Mab nodded her head, slightly abashed, but yet not shaken in her confidence that it was the right thing.

Lady William drew her child into her arms and kissed her. ‘My little girl!’ she repeated, with a soft burst of laughter. And then she put her handkerchief to her eyes, and pushed Mab away and took the tangled work of last night, in which Mab had come to great grief, into her clever hands.

No doubt, whatever it was that had done it—even were it Jim—Jim, of all people in the world!—mother was better, brighter, happier, Mab concluded, half comforted, half perplexed. For that Jim should have had the power to do that—Jim!—transcended Mab’s powers of imagination. Lady William retained her cheerfulness until the afternoon, when she sat down to finish that letter which had been left in her blotting-book. But she made small speed over it, and it appeared to Mab that ‘the look over her eyes’ came back. If it could be imagined that Mab was capable of being glad at the overclouding of her mother’s face, I would say she was at least not displeased when this occurred, so that such a ridiculous instrumentality as that of Jim might be proved insufficient for the change it seemed to have caused. But this was a feeling of which Mab was ashamed after the first moment when it flashed upon her. Lady William sat for a long time over the letter, but she did not add anything to it. She held her pen in her hand, and on several occasions bent over the paper as if she were about to write, but always stopped short. What had she more to say? She knew now that when these words were written the all-important witness had been within her reach; but now she was as much out of it as Lady William had then supposed her to be—lost in that big world of London where the most anxious parent cannot find his child. And who could tell whether Artémise would ever hear how things went, or whether she was wanted? The promise Jim brought had consoled her for a moment. It had been like a revelation of comfort to hear that at least Artémise was on her side. But this did not outlast the depressing effect of the afternoon—that puller-down of hopes. Artémise might be on her side, but how, now that she had disappeared again, was she to find her when that moment arrived at which her word was indispensable? And then Lady William felt that this promise of help only in the moment of uttermost need had something humiliating in it. To keep her in suspense to the last, trembling with the sword suspended over her head, and then to step in—no sooner. This was not surely the act of a friend. And why should Artémise be her friend when Mrs. Swinford was her enemy? Her heart sank. The little flush of satisfaction faded. She threw down her pen, and left her letter unfinished, as before.

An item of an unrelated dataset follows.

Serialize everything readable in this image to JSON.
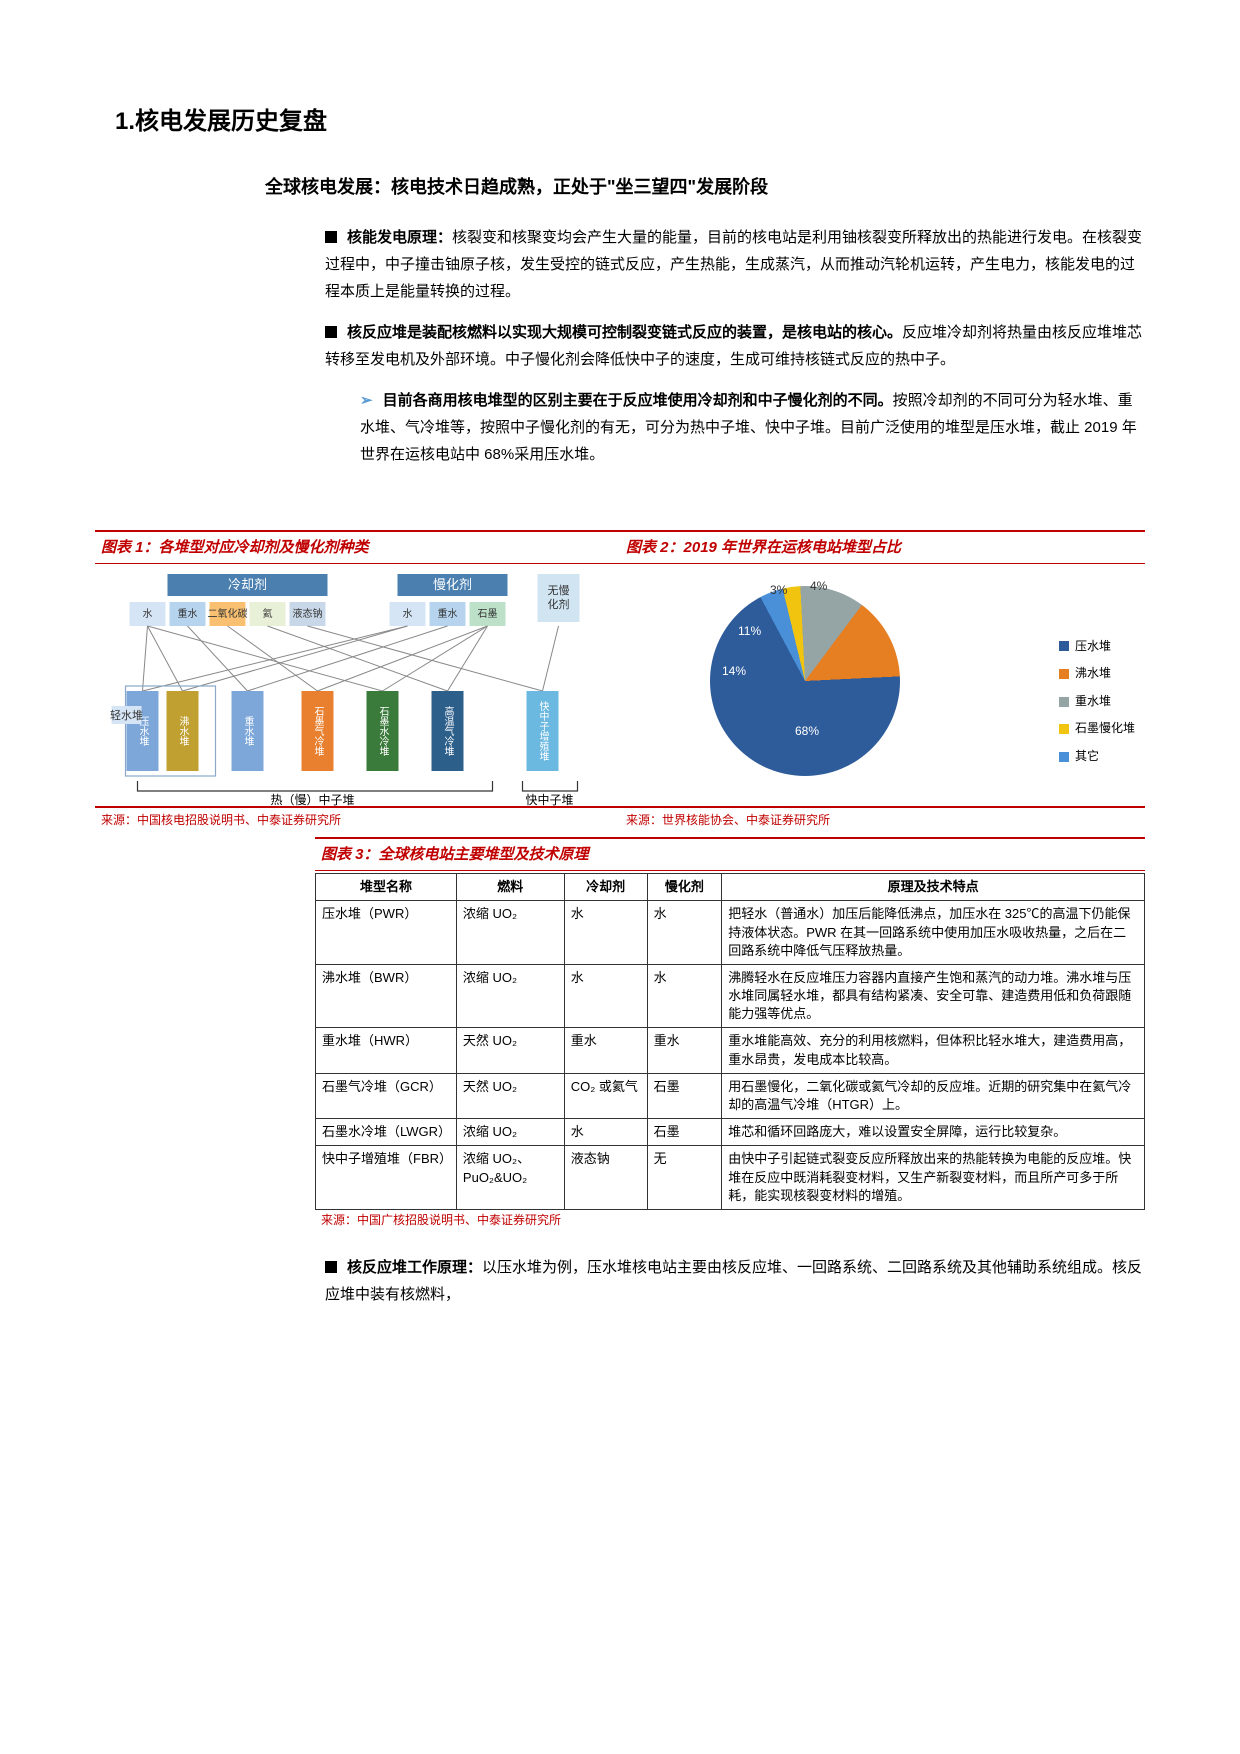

And then Leo Swinford came with his eager proposals to go to town, to find the runaway at all hazards, until Lady William, exhausted by many emotions and by that sickening revulsion of fresh despair after a rising of hope, became impatient, and more than half resentful of his importunities, which were more ardent than the occasion required—or seemed so to this fastidious lady, who in the failure of her own confidence was disposed to take umbrage at his—which rested upon the certainty of being able to do himself by his unassisted exertions now, what it would have been so easy, so simple, to do yesterday, and so entirely within his power.

‘It scarcely seems to me worth the while,’ she said, with a weary look. ‘Why should you make a sentry of yourself at that railway? She will send some one for her boxes and elude you, as she has done before.’

This was hard upon poor Leo, who, indeed, had done his best. He was still there when the Rector appeared, who interrupted one of those protestations and entreaties to be trusted, from which Lady William turned so coldly. And the Rector was still more cold.

‘If we had but known in time,’ Mr. Plowden said. ‘I had never seen the lady. If any of those who must have known her had but given us a hint in time.’

It could only be Leo to whom this reproach was addressed, and the Rector did not notice his protest that he had never associated his mother’s visitor with the school. Even Lady William was unjust. She said: ‘You must have suspected that she had some haunt or shelter at Watcham.’ Leo had to fall back upon some of his own general theories about women, that they are always unjust. But he did not go away, which made the Rector more angry still: for Mr. Plowden had come on business. Some days had elapsed since the lawyer’s letter was received, and yet it had not been answered, nor had any decision been come to as to what was or was not to be said in the reply. He had come again to-day with the intention of pressing for Mr. Perowne—Mr. Perowne and his firm had known all the secrets of the Plowden family for generations, why should not he be entrusted with this? But Lady William would only look at him with a silent resistance. She would not accept Mr. Perowne, nor would she tell him why.

‘I have begun my letter,’ she said, ‘I will finish it to-night; it is merely to tell them the facts——’

‘For Heaven’s sake,’ said the Rector solemnly, ‘don’t send it away at least without letting me see it—without taking my opinion at least.’